Artificial Intelligence and Digital Twins: Revolutionizing Orthopedics Surgery
摘要
Healthcare faces an unprecedented inflection point driven by rapidly aging populations, exponential increases in procedural demand, and persistent clinical challenges including implant failure, infections, and outcome variability. This chapter explores how artificial intelligence (AI) and digital twin technologies are emerging as transformative solutions to address these pressures and fundamentally reshape musculoskeletal care. We begin by examining the foundational concepts of AI relevant to orthopedic practice, including machine learning, deep learning, and foundation models that transition from narrow, task-specific algorithms to versatile, general-purpose platforms. Particular emphasis is placed on explainable AI (XAI) techniques that render algorithmic decision-making transparent and clinically interpretable, addressing the critical “black box” barrier to surgical adoption.
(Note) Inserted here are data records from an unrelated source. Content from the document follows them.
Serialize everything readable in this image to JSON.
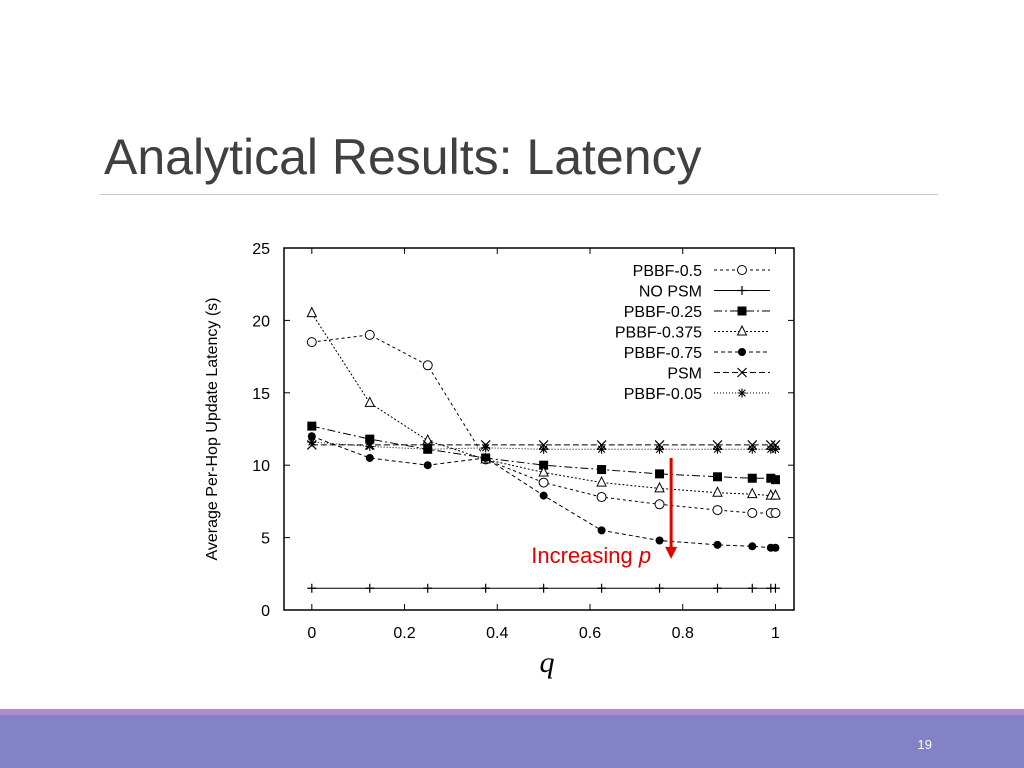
{
  "slide": {
    "title": "Analytical Results: Latency",
    "page_number": "19"
  },
  "colors": {
    "title": "#404040",
    "rule": "#c8c8c8",
    "footer_accent": "#b18bd0",
    "footer_bar": "#8282c4",
    "annotation": "#e00000"
  },
  "chart_data": {
    "type": "line",
    "title": "",
    "xlabel": "q",
    "ylabel": "Average Per-Hop Update Latency (s)",
    "xlim": [
      -0.06,
      1.04
    ],
    "ylim": [
      0,
      25
    ],
    "xticks": [
      0,
      0.2,
      0.4,
      0.6,
      0.8,
      1
    ],
    "xtick_labels": [
      "0",
      "0.2",
      "0.4",
      "0.6",
      "0.8",
      "1"
    ],
    "yticks": [
      0,
      5,
      10,
      15,
      20,
      25
    ],
    "ytick_labels": [
      "0",
      "5",
      "10",
      "15",
      "20",
      "25"
    ],
    "grid": false,
    "legend_position": "top-right",
    "series": [
      {
        "name": "PBBF-0.5",
        "marker": "circle-open",
        "dash": "3,3",
        "x": [
          0,
          0.125,
          0.25,
          0.375,
          0.5,
          0.625,
          0.75,
          0.875,
          0.95,
          0.99,
          1
        ],
        "y": [
          18.5,
          19.0,
          16.9,
          10.4,
          8.8,
          7.8,
          7.3,
          6.9,
          6.7,
          6.7,
          6.7
        ]
      },
      {
        "name": "NO PSM",
        "marker": "plus",
        "dash": "",
        "x": [
          0,
          0.125,
          0.25,
          0.375,
          0.5,
          0.625,
          0.75,
          0.875,
          0.95,
          0.99,
          1
        ],
        "y": [
          1.5,
          1.5,
          1.5,
          1.5,
          1.5,
          1.5,
          1.5,
          1.5,
          1.5,
          1.5,
          1.5
        ]
      },
      {
        "name": "PBBF-0.25",
        "marker": "square-filled",
        "dash": "8,3,2,3",
        "x": [
          0,
          0.125,
          0.25,
          0.375,
          0.5,
          0.625,
          0.75,
          0.875,
          0.95,
          0.99,
          1
        ],
        "y": [
          12.7,
          11.8,
          11.1,
          10.5,
          10.0,
          9.7,
          9.4,
          9.2,
          9.1,
          9.1,
          9.0
        ]
      },
      {
        "name": "PBBF-0.375",
        "marker": "triangle-open",
        "dash": "2,2",
        "x": [
          0,
          0.125,
          0.25,
          0.375,
          0.5,
          0.625,
          0.75,
          0.875,
          0.95,
          0.99,
          1
        ],
        "y": [
          20.5,
          14.3,
          11.7,
          10.4,
          9.5,
          8.8,
          8.4,
          8.1,
          8.0,
          7.9,
          7.9
        ]
      },
      {
        "name": "PBBF-0.75",
        "marker": "circle-filled",
        "dash": "4,3",
        "x": [
          0,
          0.125,
          0.25,
          0.375,
          0.5,
          0.625,
          0.75,
          0.875,
          0.95,
          0.99,
          1
        ],
        "y": [
          12.0,
          10.5,
          10.0,
          10.5,
          7.9,
          5.5,
          4.8,
          4.5,
          4.4,
          4.3,
          4.3
        ]
      },
      {
        "name": "PSM",
        "marker": "cross",
        "dash": "6,3",
        "x": [
          0,
          0.125,
          0.25,
          0.375,
          0.5,
          0.625,
          0.75,
          0.875,
          0.95,
          0.99,
          1
        ],
        "y": [
          11.4,
          11.4,
          11.4,
          11.4,
          11.4,
          11.4,
          11.4,
          11.4,
          11.4,
          11.4,
          11.4
        ]
      },
      {
        "name": "PBBF-0.05",
        "marker": "star",
        "dash": "1,2",
        "x": [
          0,
          0.125,
          0.25,
          0.375,
          0.5,
          0.625,
          0.75,
          0.875,
          0.95,
          0.99,
          1
        ],
        "y": [
          11.6,
          11.3,
          11.1,
          11.2,
          11.1,
          11.1,
          11.1,
          11.1,
          11.1,
          11.1,
          11.1
        ]
      }
    ],
    "annotation": {
      "text": "Increasing ",
      "italic_suffix": "p",
      "arrow_x": 0.775,
      "arrow_y_from": 10.5,
      "arrow_y_to": 3.6
    }
  }
}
The clinical applications of AI span the entire care continuum. In diagnostics and preoperative planning, deep learning models demonstrate remarkable proficiency in image analysis, fracture detection, and pathology classification, while predictive analytics enable hyper-personalized surgical planning and individualized risk stratification for complications. Postoperative care is revolutionized through smart implants embedded with biosensors and wearable technology, generating continuous data streams that AI algorithms process to create dynamic, adaptive rehabilitation protocols and enable early complication detection. Digital twins represent the next evolutionary leap—dynamic, patient-specific virtual replicas that integrate multimodal data streams including medical imaging, biomechanical analysis, genomic profiles, and real-time sensor data. We delineate the progression from static anatomical models to functional twins incorporating biomechanical simulation and ultimately to intelligent twins with closed-loop adaptive capabilities. Clinical applications include virtual surgical rehearsal with biomechanical consequence modeling, long-term outcome prediction through finite element analysis, and augmented reality-guided surgery that overlays digital twin insights directly into the operative field. The chapter concludes by addressing critical challenges including algorithmic transparency, data privacy, regulatory validation frameworks, and the surgeon’s evolving role in this synergistic human-machine partnership that augments rather than replaces clinical expertise.